Evento celebra o sucesso do manejo comunitário e oferece peixe legalizado, de qualidade e a preço acessível.
Nos dias 11 e 12 de outubro, o município de Tefé (AM) recebe a 21ª edição da Feira do Pirarucu de Manejo Sustentável, um dos eventos mais tradicionais da região do Médio Solimões. A feira acontece no Mirante das Mangueiras e celebra o equilíbrio entre conservação ambiental, geração de renda e valorização do trabalho comunitário de pescadores ribeirinhos.
Promovida pelo Acordo de Pesca Jurupari Grande, formado por moradores das comunidades Boca do Jurupari e Novo Tapiira, localizadas no entorno da Reserva de Desenvolvimento Sustentável Amanã, a feira simboliza o sucesso do manejo participativo do pirarucu, um modelo reconhecido nacional e internacionalmente por unir conhecimento tradicional e ciência em prol da sustentabilidade amazônica.
Peixe legalizado e de origem sustentável
Durante o evento, o público poderá comprar pirarucus manejados legalmente, com documentação emitida no momento da venda, o que garante o transporte regular do pescado para qualquer parte do país. Além dos peixes inteiros, também estarão disponíveis cortes e filés, organizados em barracas administradas pelos próprios manejadores.
“A feira, assim como o manejo, é uma festa. É quando mostramos o resultado do nosso trabalho e vemos o reconhecimento da sociedade”, resume o manejador Fortunato de Andrade, integrante do Acordo de Pesca Jurupari Grande.
A edição deste ano também marca o encerramento da temporada de comercialização de peixes manejados, que passou por Quilombo São Francisco do Bauana e Alvarães, fortalecendo a economia local e o consumo de produtos da sociobiodiversidade amazônica.
Fortalecimento da economia e da pesca legal
De acordo com Ana Cláudia, coordenadora do Programa de Manejo de Pesca do Instituto Mamirauá, as feiras cumprem um papel essencial no fortalecimento das cadeias sustentáveis e na valorização da pesca legalizada.
“A forma mais inteligente de combater o ilegal é oferecer o produto legal para a população. As feiras mostram essa acessibilidade e trazem preços justos, adequados à realidade de cada município.
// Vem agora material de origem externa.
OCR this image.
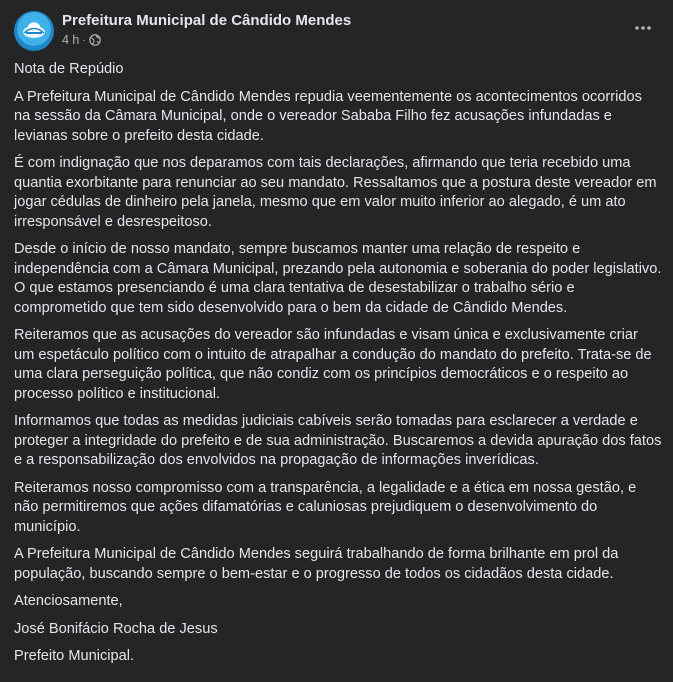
Prefeitura Municipal de Cândido Mendes
4 h ·

Nota de Repúdio

A Prefeitura Municipal de Cândido Mendes repudia veementemente os acontecimentos ocorridos na sessão da Câmara Municipal, onde o vereador Sababa Filho fez acusações infundadas e levianas sobre o prefeito desta cidade.

É com indignação que nos deparamos com tais declarações, afirmando que teria recebido uma quantia exorbitante para renunciar ao seu mandato. Ressaltamos que a postura deste vereador em jogar cédulas de dinheiro pela janela, mesmo que em valor muito inferior ao alegado, é um ato irresponsável e desrespeitoso.

Desde o início de nosso mandato, sempre buscamos manter uma relação de respeito e independência com a Câmara Municipal, prezando pela autonomia e soberania do poder legislativo. O que estamos presenciando é uma clara tentativa de desestabilizar o trabalho sério e comprometido que tem sido desenvolvido para o bem da cidade de Cândido Mendes.

Reiteramos que as acusações do vereador são infundadas e visam única e exclusivamente criar um espetáculo político com o intuito de atrapalhar a condução do mandato do prefeito. Trata-se de uma clara perseguição política, que não condiz com os princípios democráticos e o respeito ao processo político e institucional.

Informamos que todas as medidas judiciais cabíveis serão tomadas para esclarecer a verdade e proteger a integridade do prefeito e de sua administração. Buscaremos a devida apuração dos fatos e a responsabilização dos envolvidos na propagação de informações inverídicas.

Reiteramos nosso compromisso com a transparência, a legalidade e a ética em nossa gestão, e não permitiremos que ações difamatórias e caluniosas prejudiquem o desenvolvimento do município.

A Prefeitura Municipal de Cândido Mendes seguirá trabalhando de forma brilhante em prol da população, buscando sempre o bem-estar e o progresso de todos os cidadãos desta cidade.

Atenciosamente,

José Bonifácio Rocha de Jesus

Prefeito Municipal.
Em Tefé, o preço e o volume maior de pescado refletem o perfil econômico local e a capacidade de oferta das comunidades”, explica.
Segundo ela, após dois anos de dificuldades no manejo, o grupo do Jurupari conseguiu retomar a produção e ampliar o trabalho também na pesca do tambaqui, o que representa um avanço para a geração de renda e fortalecimento do grupo comunitário.
Manejo como exemplo de conservação participativa
O manejo sustentável do pirarucu foi implementado na região com o apoio do Instituto Mamirauá, que desde o final da década de 1990 oferece assessoria técnica, capacitações e acompanhamento contínuo às comunidades. A estratégia, que combina monitoramento científico e práticas tradicionais, transformou o pirarucu, antes ameaçado pela pesca predatória, em símbolo da conservação e do desenvolvimento sustentável na Amazônia.
Parcerias e apoio institucional
A Feira do Pirarucu de Manejo Sustentável de Tefé conta com a assessoria técnica do Instituto Mamirauá e o apoio de diversas instituições, entre elas:
• Prefeitura Municipal de Tefé, por meio das secretarias de Produção, Meio Ambiente, Turismo e Comunicação, além do IMTRANS e da Guarda Civil Municipal;
• SEMA/DEMUC;
• Fundação Amazônia Sustentável (FAS);
• SEBRAE;
• IDAM;
• Agência de Desenvolvimento Sustentável (ADS);
• Colônia de Pescadores Z-4;
• e Agência de Defesa Agropecuária e Florestal do Amazonas (ADAF).
Sobre o Instituto Mamirauá
O Instituto Mamirauá é uma unidade de pesquisa do Ministério da Ciência, Tecnologia e Inovação (MCTI), dedicada à conservação da biodiversidade amazônica e à melhoria da qualidade de vida das populações tradicionais. A instituição atua com pesquisas aplicadas, manejo participativo e ações sociais que integram ciência, cultura e sustentabilidade na Amazônia.